I’m all about the quarantine trends – I’ve either embraced them, have always done them, or plan to do them soon. Sanitizing, hand-washing, bread-baking? All in. Sourdough starter? Yep, bubbling away happily in the back room, started it six weeks ago. Quarantini cocktail hour? Absolutely. Allison Roman’s shallot pasta? Making it this week – already got the anchovies and tomato paste! Zoom meetings without pants? I’ve been dreaming about conducting business in my underwear for years! Losing my shit over “new math”? Way ahead of y’all. Getting a pet? Did it last year – definitely not doing it again, though.
I love my dog. He is my baby, my snuggle-face, my handsome little button-bear, my floofy-butt-muffin-pie. (His name is Milo; his nicknames are legion.) At least 45 times a day, either I or my daughters ask him rhetorically and in a high-pitched voice, “Why are you so cute?!?!” And he is! He IS so cute! He is also a massive jerk who steals food, shreds stuffed animals, pulls trash out of the trash can and devours it on the floor, jumps, drools, sheds, drinks from the toilet, eats tampons, and attacks the vacuum cleaner. I am not about to get another dog.
The deal I made with my kids when agreeing to get a dog is the same one every parent makes with their kids when agreeing to get a pet: “You have to help take care of it.” And it worked out the same way it always does: They pretty much don’t at all.

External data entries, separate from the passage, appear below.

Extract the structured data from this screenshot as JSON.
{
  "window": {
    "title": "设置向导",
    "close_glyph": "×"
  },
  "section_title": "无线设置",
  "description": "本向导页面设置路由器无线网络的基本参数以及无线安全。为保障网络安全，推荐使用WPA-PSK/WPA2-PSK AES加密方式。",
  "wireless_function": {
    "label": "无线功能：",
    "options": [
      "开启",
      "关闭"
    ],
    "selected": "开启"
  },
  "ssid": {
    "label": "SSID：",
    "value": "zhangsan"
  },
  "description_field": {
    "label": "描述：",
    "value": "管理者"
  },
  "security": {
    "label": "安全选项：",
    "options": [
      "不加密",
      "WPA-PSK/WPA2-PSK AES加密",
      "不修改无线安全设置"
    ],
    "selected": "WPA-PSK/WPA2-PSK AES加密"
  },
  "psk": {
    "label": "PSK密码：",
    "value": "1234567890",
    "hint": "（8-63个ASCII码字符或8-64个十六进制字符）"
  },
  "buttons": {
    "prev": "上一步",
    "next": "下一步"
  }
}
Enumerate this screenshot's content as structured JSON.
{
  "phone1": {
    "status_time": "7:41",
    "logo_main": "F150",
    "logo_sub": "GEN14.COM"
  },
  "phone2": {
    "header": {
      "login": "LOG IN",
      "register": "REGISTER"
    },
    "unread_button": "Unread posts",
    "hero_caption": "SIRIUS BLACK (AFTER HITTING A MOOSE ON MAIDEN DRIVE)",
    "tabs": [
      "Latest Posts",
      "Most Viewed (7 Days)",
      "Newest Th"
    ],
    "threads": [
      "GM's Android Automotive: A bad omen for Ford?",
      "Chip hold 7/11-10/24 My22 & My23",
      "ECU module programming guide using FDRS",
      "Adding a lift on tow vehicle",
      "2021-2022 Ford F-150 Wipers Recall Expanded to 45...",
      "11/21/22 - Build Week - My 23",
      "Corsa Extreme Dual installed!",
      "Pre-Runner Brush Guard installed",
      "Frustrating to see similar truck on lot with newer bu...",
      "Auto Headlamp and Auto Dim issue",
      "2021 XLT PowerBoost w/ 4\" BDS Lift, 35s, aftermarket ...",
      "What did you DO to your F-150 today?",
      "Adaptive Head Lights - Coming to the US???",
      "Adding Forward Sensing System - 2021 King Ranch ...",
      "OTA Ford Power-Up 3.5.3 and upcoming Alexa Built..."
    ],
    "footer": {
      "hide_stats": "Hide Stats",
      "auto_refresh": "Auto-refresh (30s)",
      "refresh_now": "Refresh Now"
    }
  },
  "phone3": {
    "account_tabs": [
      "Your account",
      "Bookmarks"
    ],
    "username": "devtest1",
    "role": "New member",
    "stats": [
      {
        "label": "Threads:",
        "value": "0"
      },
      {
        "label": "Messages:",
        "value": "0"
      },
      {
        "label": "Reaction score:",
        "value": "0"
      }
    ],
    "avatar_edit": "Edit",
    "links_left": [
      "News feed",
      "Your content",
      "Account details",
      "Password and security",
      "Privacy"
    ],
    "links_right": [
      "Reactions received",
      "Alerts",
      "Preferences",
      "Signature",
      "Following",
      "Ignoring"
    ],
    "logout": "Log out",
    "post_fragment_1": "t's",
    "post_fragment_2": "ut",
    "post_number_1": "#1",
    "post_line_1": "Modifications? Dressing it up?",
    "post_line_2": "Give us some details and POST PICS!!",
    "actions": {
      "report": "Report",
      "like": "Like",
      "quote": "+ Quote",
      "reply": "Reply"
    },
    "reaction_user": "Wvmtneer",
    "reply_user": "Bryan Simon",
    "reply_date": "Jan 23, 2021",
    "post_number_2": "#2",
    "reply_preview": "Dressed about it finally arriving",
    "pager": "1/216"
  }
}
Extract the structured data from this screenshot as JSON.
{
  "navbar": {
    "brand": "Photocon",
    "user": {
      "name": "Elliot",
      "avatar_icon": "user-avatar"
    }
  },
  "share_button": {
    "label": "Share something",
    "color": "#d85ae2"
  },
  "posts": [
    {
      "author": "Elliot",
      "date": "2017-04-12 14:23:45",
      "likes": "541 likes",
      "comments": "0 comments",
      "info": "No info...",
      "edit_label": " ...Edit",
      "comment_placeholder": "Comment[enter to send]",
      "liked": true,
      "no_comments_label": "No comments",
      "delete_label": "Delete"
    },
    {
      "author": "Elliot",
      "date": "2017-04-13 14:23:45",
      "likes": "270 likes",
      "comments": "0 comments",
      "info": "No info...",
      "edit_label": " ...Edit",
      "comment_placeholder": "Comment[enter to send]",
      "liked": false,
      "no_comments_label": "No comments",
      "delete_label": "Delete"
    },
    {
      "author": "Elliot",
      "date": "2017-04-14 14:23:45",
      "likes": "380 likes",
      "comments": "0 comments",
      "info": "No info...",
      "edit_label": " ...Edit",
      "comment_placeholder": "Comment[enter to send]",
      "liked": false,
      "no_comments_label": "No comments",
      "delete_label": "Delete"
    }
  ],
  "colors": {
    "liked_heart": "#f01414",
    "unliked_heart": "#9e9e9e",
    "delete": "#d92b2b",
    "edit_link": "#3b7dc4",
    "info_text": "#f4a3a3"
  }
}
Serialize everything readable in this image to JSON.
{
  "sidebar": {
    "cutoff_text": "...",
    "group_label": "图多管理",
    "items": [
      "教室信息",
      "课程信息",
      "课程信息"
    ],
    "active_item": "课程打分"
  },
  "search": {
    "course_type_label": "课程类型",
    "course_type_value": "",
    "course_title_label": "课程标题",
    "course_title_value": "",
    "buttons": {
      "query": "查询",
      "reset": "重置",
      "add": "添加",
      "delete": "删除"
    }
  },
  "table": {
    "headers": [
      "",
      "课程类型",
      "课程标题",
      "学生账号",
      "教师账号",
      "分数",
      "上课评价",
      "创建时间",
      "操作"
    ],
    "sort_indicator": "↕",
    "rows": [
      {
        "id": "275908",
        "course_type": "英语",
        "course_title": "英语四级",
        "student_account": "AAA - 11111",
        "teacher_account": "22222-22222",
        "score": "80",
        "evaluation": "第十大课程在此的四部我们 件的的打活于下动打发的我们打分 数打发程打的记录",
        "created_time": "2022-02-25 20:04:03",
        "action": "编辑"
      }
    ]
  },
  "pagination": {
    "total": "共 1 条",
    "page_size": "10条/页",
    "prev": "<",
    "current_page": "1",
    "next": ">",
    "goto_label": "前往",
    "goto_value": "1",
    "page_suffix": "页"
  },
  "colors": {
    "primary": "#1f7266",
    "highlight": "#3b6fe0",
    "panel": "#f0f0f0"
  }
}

They did, however, demand that Milo be allowed to describe quarantine from his point of view. So I said I would give him this platform if they interpreted for him. And here we go:
HIIII … so my name is Milo. I’m a dog. I’m not quite sure why my people are staying home all the time, but I’m not against it in any way. First of all, I keep getting lots of walks and treats. I typically sleep in Ruby’s bed (she is the one with the curly hair). Then we both get up EARLYYYY. She lets me outside so I can pee. While I pee, she stays inside and makes food. I always try to take her food, but I’m yelled at when I attempt the robbery. Don’t worry, guys — I always pay her back in kisses. Then we go back into the curly-haired girl’s room. She opens the bright computer while she pets me. I try to go back to sleep. Life is hard being a puppy! Then the food-maker, Eve, exits her lair after about three quick power naps. Ruby and Eve both pet me for awhileeee. I then get fed my yummy warm breakfast. More pets for me after. Then I go upstairs to check out Robert, the stricter love monster. I sleep again on the dirty clothes pile. I get walks after that!!!! I LOVE MY WALKSSSS!!! We play on walks too — did you know that? The game is me trying to eat the leash and my people yelling at me and pulling the leash out of my mouth, like funner tug of war. Then I play with my playmate Rosie. She is a me who lives across the street. We play and play. Then I get dinner and “play” with Ruby. This game is me biting her while she pets me. Then I get put into my crate for being bad. I’m let out a few minutes later. Then I go pee again. (Outside, of course. I’m not an animal.) Then I go sleepies in curly-haired girl’s bed again. Repeat the next day. Anyway I’m very loved, and quarantine is great for me.
It looks like we’re going to enter Phase 1 soon (I personally am staying inside for awhile longer), but until we get the official green light here in NOLA, I hope your quarantine is every bit as awesome as Milo’s.